À Saint-Antoine-sur-Richelieu
Dixième enfant d’Olivier Durocher et de Geneviève Durocher, famille très respectée à Saint-Antoine-sur-Richelieu (Québec), Eulalie Durocher naît le 6 octobre 1811. Elle reçoit son éducation première de sa mère, ex-élève des Ursulines à Québec, et de son grand-père, ancien soldat de Carillon. Durant deux ans, elle fréquente le pensionnat de Saint-Denys-sur-Richelieu tenu par les religieuses de la Congrégation de Notre-Dame. Malgré sa faible constitution, elle est une enfant vive et joyeuse. Toutefois, des problèmes de santé l’empêchent de poursuivre ses études et son rêve de vie religieuse semble compromis.
Adolescente, Eulalie monte fièrement son beau cheval César pour visiter ses amis, les malades et les moins fortunés de son village. Elle aime aussi se rendre à l’église pour prier et adorer Jésus présent au Tabernacle. À la mort de sa mère, Eulalie a 18 ans. L’épreuve est grande, mais la jeune femme prend courageusement la direction du foyer.
À Beloeil
Peu après, son frère Théophile, nommé à la cure de Beloeil, invite son père et sa sœur à venir habiter le presbytère Saint-Matthieu. Gouvernante et hôtesse des lieux durant 12 ans (1831-1843), Eulalie accueille les prêtres en repos et s’engage dans la paroisse et la société de son milieu. Assistée de son amie, Mélodie Dufresne, elle visite les démunis, enseigne le catéchisme aux enfants, organise les célébrations liturgiques, soutient les familles dans les moments difficiles, entraîne les bénévoles dans une action concertée.
À l’arrivée des Oblats de Marie-Immaculé à Saint-Hilaire, en 1841, elle collabore à leur mission d’évangélisation et fonde l’association des Enfants de Marie, la première du genre au Canada. La force de son rayonnement et sa personnalité joyeuse attirent et transforment les jeunes filles.
Son séjour à Beloeil marque une étape importante dans sa vie. Instruite du climat politique et des besoins du pays, Eulalie déplore la pauvreté de l’instruction religieuse et le manque d’écoles, spécialement pour les filles. Le désir de la vie religieuse l’habite toujours, et elle rêve que de petits couvents soient érigés dans les paroisses.

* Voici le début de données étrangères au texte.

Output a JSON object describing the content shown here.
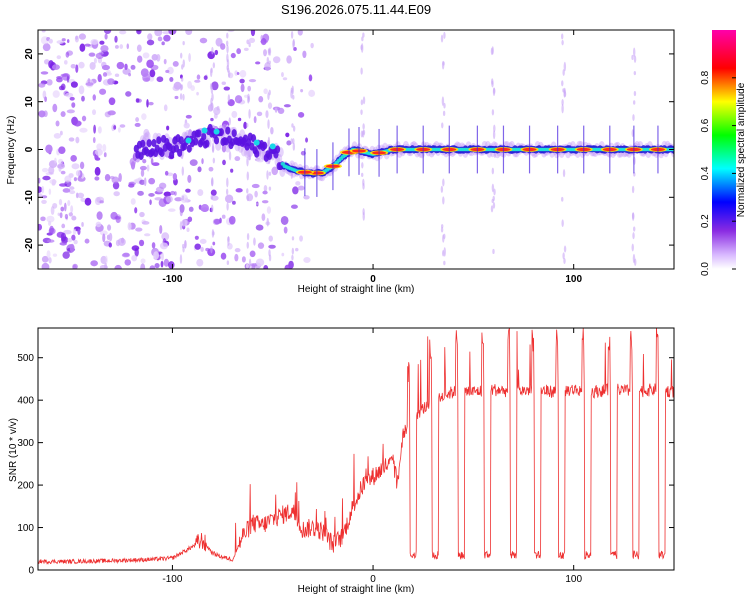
{
  "title": "S196.2026.075.11.44.E09",
  "colors": {
    "line": "#ee3030",
    "frame": "#000000",
    "background": "#ffffff"
  },
  "chart_data": [
    {
      "type": "heatmap",
      "name": "spectrogram",
      "title": "S196.2026.075.11.44.E09",
      "xlabel": "Height of straight line (km)",
      "ylabel": "Frequency (Hz)",
      "xlim": [
        -167,
        150
      ],
      "ylim": [
        -25,
        25
      ],
      "xticks": [
        -100,
        0,
        100
      ],
      "yticks": [
        -20,
        -10,
        0,
        10,
        20
      ],
      "colorbar": {
        "label": "Normalized spectral amplitude",
        "range": [
          0,
          1
        ],
        "ticks": [
          0.0,
          0.2,
          0.4,
          0.6,
          0.8
        ],
        "tick_labels": [
          "0.0",
          "0.2",
          "0.4",
          "0.6",
          "0.8"
        ],
        "colormap": [
          "#ffffff",
          "#8a2be2",
          "#0000ff",
          "#00ffff",
          "#00ff00",
          "#ffff00",
          "#ff0000",
          "#ff00aa"
        ]
      },
      "ridge": {
        "description": "carrier frequency track",
        "points": [
          [
            -115,
            1.0
          ],
          [
            -100,
            0.5
          ],
          [
            -90,
            1.5
          ],
          [
            -80,
            3.0
          ],
          [
            -70,
            2.0
          ],
          [
            -60,
            1.0
          ],
          [
            -50,
            -0.5
          ],
          [
            -44,
            -3.5
          ],
          [
            -38,
            -4.5
          ],
          [
            -30,
            -5.0
          ],
          [
            -25,
            -4.8
          ],
          [
            -20,
            -3.5
          ],
          [
            -15,
            -1.5
          ],
          [
            -10,
            0.0
          ],
          [
            -5,
            -0.5
          ],
          [
            0,
            -1.0
          ],
          [
            5,
            -0.5
          ],
          [
            10,
            0.0
          ],
          [
            20,
            0.0
          ],
          [
            60,
            0.0
          ],
          [
            100,
            0.0
          ],
          [
            150,
            0.0
          ]
        ],
        "pulses_x": [
          25,
          38,
          52,
          65,
          78,
          92,
          105,
          118,
          130,
          142
        ]
      }
    },
    {
      "type": "line",
      "name": "snr",
      "xlabel": "Height of straight line (km)",
      "ylabel": "SNR (10 * v/v)",
      "xlim": [
        -167,
        150
      ],
      "ylim": [
        0,
        570
      ],
      "xticks": [
        -100,
        0,
        100
      ],
      "yticks": [
        0,
        100,
        200,
        300,
        400,
        500
      ],
      "series": [
        {
          "name": "SNR",
          "color": "#ee3030",
          "x": [
            -167,
            -150,
            -130,
            -110,
            -100,
            -90,
            -85,
            -80,
            -75,
            -70,
            -65,
            -60,
            -55,
            -50,
            -45,
            -40,
            -35,
            -30,
            -25,
            -20,
            -15,
            -10,
            -5,
            0,
            5,
            10,
            12,
            15,
            20,
            25,
            30,
            35,
            40,
            50,
            60,
            70,
            80,
            90,
            100,
            110,
            120,
            130,
            140,
            150
          ],
          "y": [
            20,
            20,
            22,
            25,
            28,
            55,
            70,
            40,
            30,
            25,
            80,
            110,
            105,
            120,
            130,
            140,
            95,
            100,
            90,
            60,
            80,
            150,
            200,
            220,
            240,
            260,
            200,
            320,
            360,
            380,
            400,
            410,
            420,
            420,
            425,
            420,
            425,
            420,
            425,
            420,
            425,
            420,
            425,
            420
          ]
        }
      ],
      "dropouts": {
        "x": [
          20,
          31,
          44,
          57,
          70,
          82,
          94,
          107,
          120,
          131,
          144
        ],
        "y": 25
      }
    }
  ]
}
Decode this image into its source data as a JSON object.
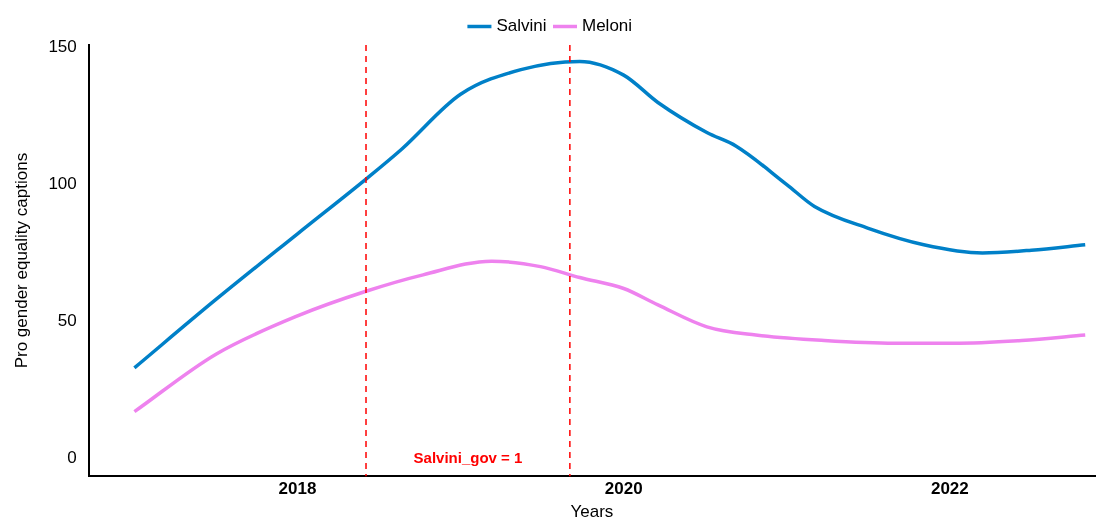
{
  "chart_data": {
    "type": "line",
    "xlabel": "Years",
    "ylabel": "Pro gender equality captions",
    "xlim": [
      2016.72,
      2022.89
    ],
    "xticks": [
      2018,
      2020,
      2022
    ],
    "ylim": [
      -6.6,
      151
    ],
    "yticks": [
      0,
      50,
      100,
      150
    ],
    "grid": false,
    "legend": "top",
    "marker": "none",
    "line_style": "solid",
    "series": [
      {
        "name": "Salvini",
        "color": "#0080c8",
        "x": [
          2017.0,
          2017.5,
          2018.0,
          2018.42,
          2018.64,
          2019.0,
          2019.37,
          2019.73,
          2020.0,
          2020.21,
          2020.51,
          2020.69,
          2021.0,
          2021.17,
          2021.5,
          2021.84,
          2022.2,
          2022.5,
          2022.83
        ],
        "values": [
          33,
          58,
          82,
          102,
          113,
          133,
          142,
          145,
          140,
          130,
          119,
          114,
          100,
          92,
          84,
          78,
          75,
          76,
          78
        ]
      },
      {
        "name": "Meloni",
        "color": "#ee82ee",
        "x": [
          2017.0,
          2017.5,
          2018.0,
          2018.42,
          2018.77,
          2019.19,
          2019.49,
          2019.73,
          2020.0,
          2020.21,
          2020.51,
          2020.81,
          2021.23,
          2021.66,
          2022.02,
          2022.44,
          2022.83
        ],
        "values": [
          17,
          38,
          52,
          61,
          67,
          72,
          70,
          66,
          62,
          56,
          48,
          45,
          43,
          42,
          42,
          43,
          45
        ]
      }
    ],
    "ref_lines": [
      {
        "axis": "x",
        "value": 2018.42,
        "color": "#ff0000",
        "line_style": "dashed"
      },
      {
        "axis": "x",
        "value": 2019.67,
        "color": "#ff0000",
        "line_style": "dashed"
      }
    ],
    "annotations": [
      "Salvini_gov = 1"
    ]
  }
}
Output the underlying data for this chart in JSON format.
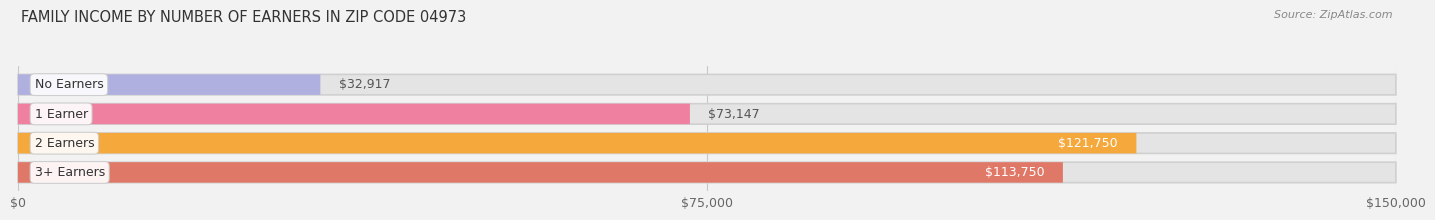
{
  "title": "FAMILY INCOME BY NUMBER OF EARNERS IN ZIP CODE 04973",
  "source": "Source: ZipAtlas.com",
  "categories": [
    "No Earners",
    "1 Earner",
    "2 Earners",
    "3+ Earners"
  ],
  "values": [
    32917,
    73147,
    121750,
    113750
  ],
  "bar_colors": [
    "#b0b0e0",
    "#f080a0",
    "#f5a83c",
    "#e07868"
  ],
  "label_colors": [
    "#444444",
    "#444444",
    "#ffffff",
    "#ffffff"
  ],
  "value_inside_colors": [
    "#444444",
    "#444444",
    "#ffffff",
    "#ffffff"
  ],
  "x_ticks": [
    0,
    75000,
    150000
  ],
  "x_tick_labels": [
    "$0",
    "$75,000",
    "$150,000"
  ],
  "xlim": [
    0,
    150000
  ],
  "background_color": "#f2f2f2",
  "bar_bg_color": "#e4e4e4",
  "title_fontsize": 10.5,
  "source_fontsize": 8,
  "tick_fontsize": 9,
  "label_fontsize": 9,
  "value_fontsize": 9,
  "value_threshold": 90000
}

Elle accepterait de se joindre à une Communauté que Mgr Ignace Bourget ferait venir de France.
À Longueuil
À sa grande déception, les religieuses de Marseille ne peuvent venir au Canada. Mgr Bourget qui connaît bien les aspirations et les aptitudes d’Eulalie Durocher l’incite donc à fonder elle-même cette Communauté. Le 28 octobre 1843, Eulalie et Mélodie Dufresne viennent rejoindre Henriette Céré qui enseigne déjà dans l’école de la Fabrique, à Longueuil. Cette maison offerte par le curé Moïse Brassard sera le berceau de la Congrégation.

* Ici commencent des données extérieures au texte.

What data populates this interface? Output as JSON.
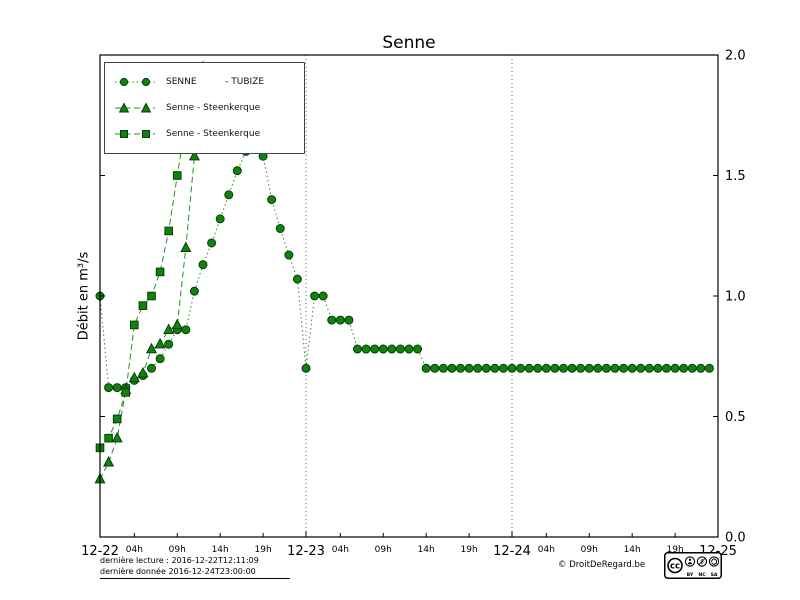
{
  "title": "Senne",
  "ylabel": "Débit en m³/s",
  "colors": {
    "line": "#2a8c2a",
    "marker_fill": "#0f820f",
    "marker_edge": "#053f05",
    "axis": "#000000",
    "grid": "#444444"
  },
  "legend": {
    "items": [
      {
        "label": "SENNE          - TUBIZE",
        "marker": "circle",
        "line": "dotted"
      },
      {
        "label": "Senne - Steenkerque",
        "marker": "triangle",
        "line": "dashed"
      },
      {
        "label": "Senne - Steenkerque",
        "marker": "square",
        "line": "dashed"
      }
    ]
  },
  "footer": {
    "line1": "dernière lecture : 2016-12-22T12:11:09",
    "line2": "dernière donnée  2016-12-24T23:00:00",
    "copyright": "© DroitDeRegard.be",
    "cc_badge": {
      "cc": "cc",
      "by": "BY",
      "nc": "NC",
      "sa": "SA",
      "dollar": "$"
    }
  },
  "chart_data": {
    "type": "line",
    "title": "Senne",
    "ylabel": "Débit en m³/s",
    "ylim": [
      0.0,
      2.0
    ],
    "yticks": [
      0.0,
      0.5,
      1.0,
      1.5,
      2.0
    ],
    "x_unit": "hours from 2016-12-22 00:00",
    "xlim": [
      0,
      72
    ],
    "grid": "vertical-dotted-at-day-boundaries",
    "legend_position": "upper-left",
    "xticks": [
      {
        "pos": 0,
        "label": "12-22",
        "day": true,
        "grid": false
      },
      {
        "pos": 4,
        "label": "04h"
      },
      {
        "pos": 9,
        "label": "09h"
      },
      {
        "pos": 14,
        "label": "14h"
      },
      {
        "pos": 19,
        "label": "19h"
      },
      {
        "pos": 24,
        "label": "12-23",
        "day": true,
        "grid": true
      },
      {
        "pos": 28,
        "label": "04h"
      },
      {
        "pos": 33,
        "label": "09h"
      },
      {
        "pos": 38,
        "label": "14h"
      },
      {
        "pos": 43,
        "label": "19h"
      },
      {
        "pos": 48,
        "label": "12-24",
        "day": true,
        "grid": true
      },
      {
        "pos": 52,
        "label": "04h"
      },
      {
        "pos": 57,
        "label": "09h"
      },
      {
        "pos": 62,
        "label": "14h"
      },
      {
        "pos": 67,
        "label": "19h"
      },
      {
        "pos": 72,
        "label": "12-25",
        "day": true,
        "grid": false
      }
    ],
    "series": [
      {
        "name": "SENNE - TUBIZE",
        "marker": "circle",
        "line": "dotted",
        "x": [
          0,
          1,
          2,
          3,
          4,
          5,
          6,
          7,
          8,
          9,
          10,
          11,
          12,
          13,
          14,
          15,
          16,
          17,
          18,
          19,
          20,
          21,
          22,
          23,
          24,
          25,
          26,
          27,
          28,
          29,
          30,
          31,
          32,
          33,
          34,
          35,
          36,
          37,
          38,
          39,
          40,
          41,
          42,
          43,
          44,
          45,
          46,
          47,
          48,
          49,
          50,
          51,
          52,
          53,
          54,
          55,
          56,
          57,
          58,
          59,
          60,
          61,
          62,
          63,
          64,
          65,
          66,
          67,
          68,
          69,
          70,
          71
        ],
        "y": [
          1.0,
          0.62,
          0.62,
          0.62,
          0.65,
          0.67,
          0.7,
          0.74,
          0.8,
          0.86,
          0.86,
          1.02,
          1.13,
          1.22,
          1.32,
          1.42,
          1.52,
          1.6,
          1.65,
          1.58,
          1.4,
          1.28,
          1.17,
          1.07,
          0.7,
          1.0,
          1.0,
          0.9,
          0.9,
          0.9,
          0.78,
          0.78,
          0.78,
          0.78,
          0.78,
          0.78,
          0.78,
          0.78,
          0.7,
          0.7,
          0.7,
          0.7,
          0.7,
          0.7,
          0.7,
          0.7,
          0.7,
          0.7,
          0.7,
          0.7,
          0.7,
          0.7,
          0.7,
          0.7,
          0.7,
          0.7,
          0.7,
          0.7,
          0.7,
          0.7,
          0.7,
          0.7,
          0.7,
          0.7,
          0.7,
          0.7,
          0.7,
          0.7,
          0.7,
          0.7,
          0.7,
          0.7
        ]
      },
      {
        "name": "Senne - Steenkerque",
        "marker": "triangle",
        "line": "dashed",
        "x": [
          0,
          1,
          2,
          3,
          4,
          5,
          6,
          7,
          8,
          9,
          10,
          11,
          12
        ],
        "y": [
          0.24,
          0.31,
          0.41,
          0.61,
          0.66,
          0.68,
          0.78,
          0.8,
          0.86,
          0.88,
          1.2,
          1.58,
          1.95
        ]
      },
      {
        "name": "Senne - Steenkerque",
        "marker": "square",
        "line": "dashed",
        "x": [
          0,
          1,
          2,
          3,
          4,
          5,
          6,
          7,
          8,
          9,
          10,
          11
        ],
        "y": [
          0.37,
          0.41,
          0.49,
          0.6,
          0.88,
          0.96,
          1.0,
          1.1,
          1.27,
          1.5,
          1.72,
          1.95
        ]
      }
    ]
  }
}
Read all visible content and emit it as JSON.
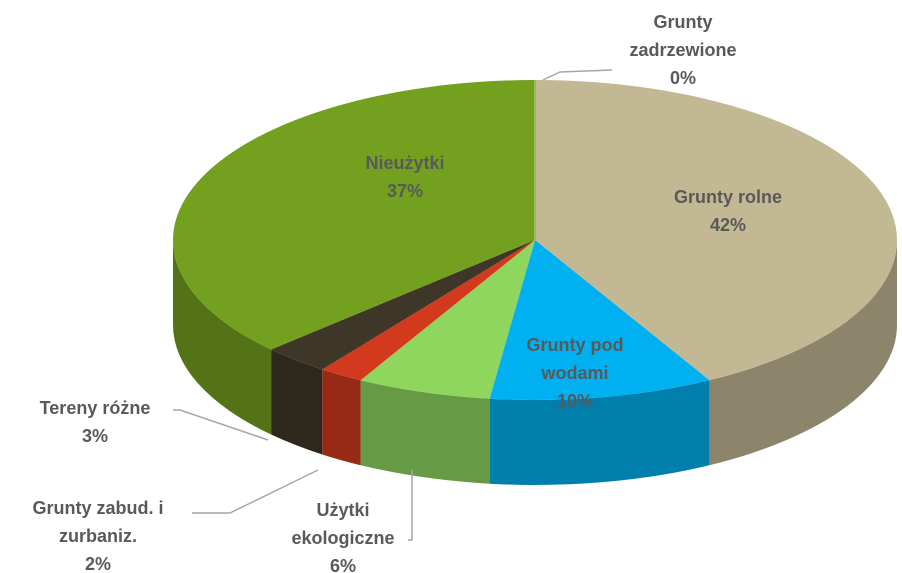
{
  "chart_data": {
    "type": "pie",
    "categories": [
      "Grunty rolne",
      "Grunty pod wodami",
      "Użytki ekologiczne",
      "Grunty zabud. i zurbaniz.",
      "Tereny różne",
      "Nieużytki",
      "Grunty zadrzewione"
    ],
    "values": [
      42,
      10,
      6,
      2,
      3,
      37,
      0
    ],
    "value_labels": [
      "42%",
      "10%",
      "6%",
      "2%",
      "3%",
      "37%",
      "0%"
    ],
    "colors": [
      "#c2b994",
      "#00b0f0",
      "#8fd65e",
      "#d3391c",
      "#3e3627",
      "#74a020",
      "#9bbb59"
    ]
  }
}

Mener de front l’initiation à la vie religieuse et un nouveau projet d’éducation n’est pas une tâche facile. Surtout que les pionnières rencontrent plusieurs obstacles : oppositions, pauvreté, critiques, incompréhensions. Une foi profonde, une ouverture sociale et un amour ardent pour la jeunesse permettent d’assurer des bases solides à l’Institut.
Sous le nom de mère Marie-Rose, Eulalie s’adjoint des femmes de talent et elle voit à leur assurer une excellente préparation pédagogique. La collaboration des Frères des Écoles chrétiennes et celle des Oblats est précieuse, à cet égard. Selon sa vision, il faut donner à l’enfant, une éducation complète, au point de vue spirituel, scolaire, artistique, social.
Du vivant de la fondatrice, quatre maisons sont érigées : les couvents de Longueuil, de Beloeil, de Saint-Lin et de Saint-Timothée. En vue de rendre l’éducation accessible au plus grand nombre, elle a voulu qu’à côté de chaque pensionnat se trouve une école où le même programme puisse être enseigné gratuitement, grâce au revenu du pensionnat.
Mère Marie-Rose assume la direction de la jeune congrégation jusqu’à sa mort prématurée, six ans plus tard, en 1849. Les témoignages recueillis à cette occasion attestent la sainteté de sa vie toute consacrée à Dieu et au prochain. En 1982, lors de sa béatification à Rome, l’Église l’a reconnue comme une femme apostolique et une messagère des temps nouveaux.
Depuis 2004, elle repose dans la chapelle Marie-Rose, à la cocathédrale de Longueuil.